40. Bölüm

Chapter 39: Arena Savaşı

Fatih Öcal
storikay

Sohbet ederek sürenin geçmesini beklerlerken odanın kapısı açıldı ve içeriye Rodius'la Lilia girdi. Rodius başını eğdiğinde efendisi de başını eğince arkasını dönen Tokito gülmeye başladı.

"Sen neden başını eğiyorsun Lilia? Çok komik bir kızsın hahahahah."

"Rodius-san başını eğdiği için bende başımı eğdim."

"Saygını kabul ediyorum. Kafalarınızı kaldırın ve içeri girin."

İkisi de başlarını kaldırıp onların yanına gittiler. Muhafızlar ikisine özel sandalye getirdikten sonra oturmaya başladılar.

"Güzelce arenayı gezdiniz mi?"

"Evet Şeytan Kral.
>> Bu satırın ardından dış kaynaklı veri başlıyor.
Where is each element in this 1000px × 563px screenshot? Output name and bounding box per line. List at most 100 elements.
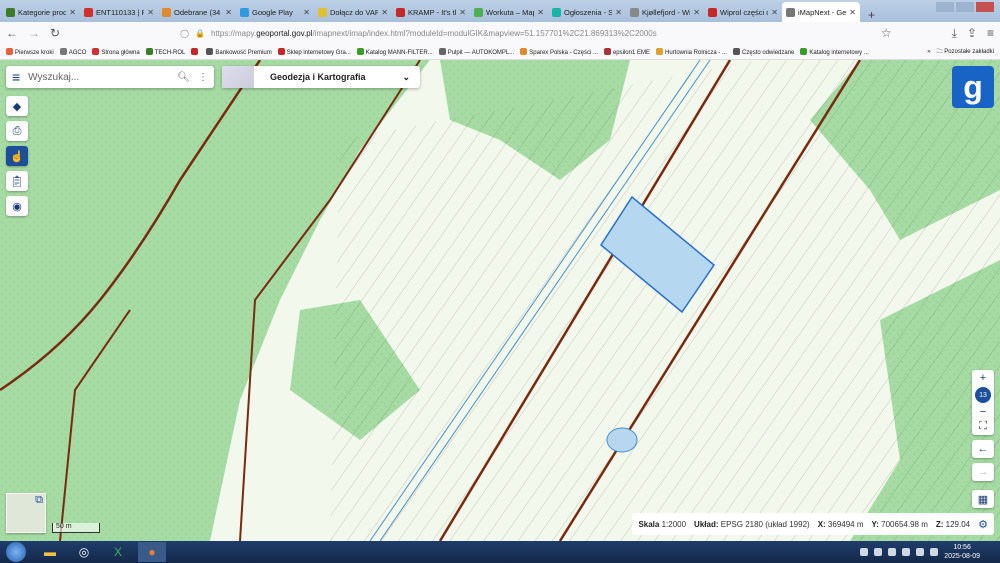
tab-bar: Kategorie produkt✕ENT110133 | Pom✕Odebra… — [0, 0, 1000, 22]
tab-label: Google Play — [252, 7, 293, 17]
taskbar: ▬ ◎ X ● 10:56 2025-08-09 — [0, 541, 1000, 563]
back-view-button[interactable]: ← — [972, 440, 994, 458]
system-tray: 10:56 2025-08-09 — [860, 543, 980, 561]
tab[interactable]: ENT110133 | Pom✕ — [80, 2, 158, 22]
explorer-icon[interactable]: ▬ — [36, 542, 64, 562]
clipboard-button[interactable]: 📋︎ — [6, 171, 28, 191]
minimize-button[interactable] — [936, 2, 954, 12]
tab[interactable]: iMapNext - Geop✕ — [782, 2, 860, 22]
volume-icon[interactable] — [916, 548, 925, 556]
scale-bar: 50 m — [52, 523, 100, 533]
tab[interactable]: Odebrane (34 975✕ — [158, 2, 236, 22]
search-box[interactable]: ≡ Wyszukaj... 🔍︎ ⋮ — [6, 66, 214, 88]
hamburger-menu-icon[interactable]: ≡ — [12, 69, 20, 85]
settings-gear-icon[interactable]: ⚙ — [978, 518, 988, 531]
start-button[interactable] — [6, 542, 26, 562]
tab[interactable]: Workuta – Mapy✕ — [470, 2, 548, 22]
reload-icon[interactable]: ↻ — [50, 26, 60, 40]
zoom-in-button[interactable]: + — [980, 372, 986, 384]
close-tab-icon[interactable]: ✕ — [771, 8, 778, 17]
close-tab-icon[interactable]: ✕ — [381, 8, 388, 17]
fullscreen-button[interactable]: ⛶ — [972, 417, 994, 435]
tab[interactable]: Kategorie produkt✕ — [2, 2, 80, 22]
bookmarks-overflow[interactable]: » — [927, 49, 930, 55]
tab[interactable]: Google Play ✕ — [236, 2, 314, 22]
clock[interactable]: 10:56 2025-08-09 — [944, 543, 980, 561]
print-button[interactable]: ⎙ — [6, 121, 28, 141]
tab[interactable]: KRAMP - It's that✕ — [392, 2, 470, 22]
bookmark-star-icon[interactable]: ☆ — [881, 26, 892, 40]
search-icon[interactable]: 🔍︎ — [177, 72, 190, 83]
close-tab-icon[interactable]: ✕ — [693, 8, 700, 17]
more-icon[interactable]: ⋮ — [198, 72, 208, 83]
bookmark-favicon — [733, 47, 741, 55]
other-bookmarks-folder[interactable]: 🗀 Pozostałe zakładki — [937, 47, 994, 57]
download-icon[interactable]: ⤓ — [952, 26, 957, 41]
bookmark-item[interactable] — [191, 47, 200, 56]
bookmark-item[interactable]: Katalog internetowy ... — [800, 47, 869, 56]
bookmark-item[interactable]: Bankowość Premium — [206, 47, 272, 56]
bookmark-favicon — [438, 47, 446, 55]
back-icon[interactable]: ← — [6, 26, 18, 40]
tab-favicon — [396, 7, 405, 17]
close-tab-icon[interactable]: ✕ — [615, 8, 622, 17]
geoportal-logo[interactable]: g — [952, 66, 994, 108]
menu-icon[interactable]: ≡ — [987, 26, 994, 40]
map-canvas[interactable]: ≡ Wyszukaj... 🔍︎ ⋮ Geodezja i Kartografi… — [0, 60, 1000, 541]
tray-icon[interactable] — [874, 548, 883, 556]
bookmark-item[interactable]: Katalog MANN-FILTER... — [356, 47, 433, 56]
settings-app-icon[interactable]: ◎ — [70, 542, 98, 562]
bookmark-item[interactable]: epsilon1 EME — [603, 47, 650, 56]
maximize-button[interactable] — [956, 2, 974, 12]
bookmark-item[interactable]: Sparex Polska - Części ... — [520, 47, 598, 56]
forward-icon[interactable]: → — [28, 26, 40, 40]
bookmark-favicon — [6, 47, 13, 55]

Etrafı tamamen gezdik."

"Bu kas yığını aslan seni eğlendirdi mi?"

"Evet, çok fazla eğlendirdi."

"Ben sadece görevimi yaptım."

Kapı tekrar açıldığında hepsi arkasına dönerek kapıya bakıyordu. Tokito gelenleri tanımamıştı fakat saygı göstermeden girdikleri için Tokito çok fazla sinirlenmişti.

"Bunlar kim Nanagi?"

"Arenayı destekleyen yüksek mevkiden gelen ailelerin liderleri efendim."

"Sence ne eksik?"

Onlar fısıldaşırken parmaklarında altın yüzükler olan, turuncu ve zarif gözüken bir elbise giyen kadın yanında da siyah bir ceket, tahtadan yapılmış özel gözlük, altın kaplama kına sahip kılıçlı bir soylu içeriye girmişti.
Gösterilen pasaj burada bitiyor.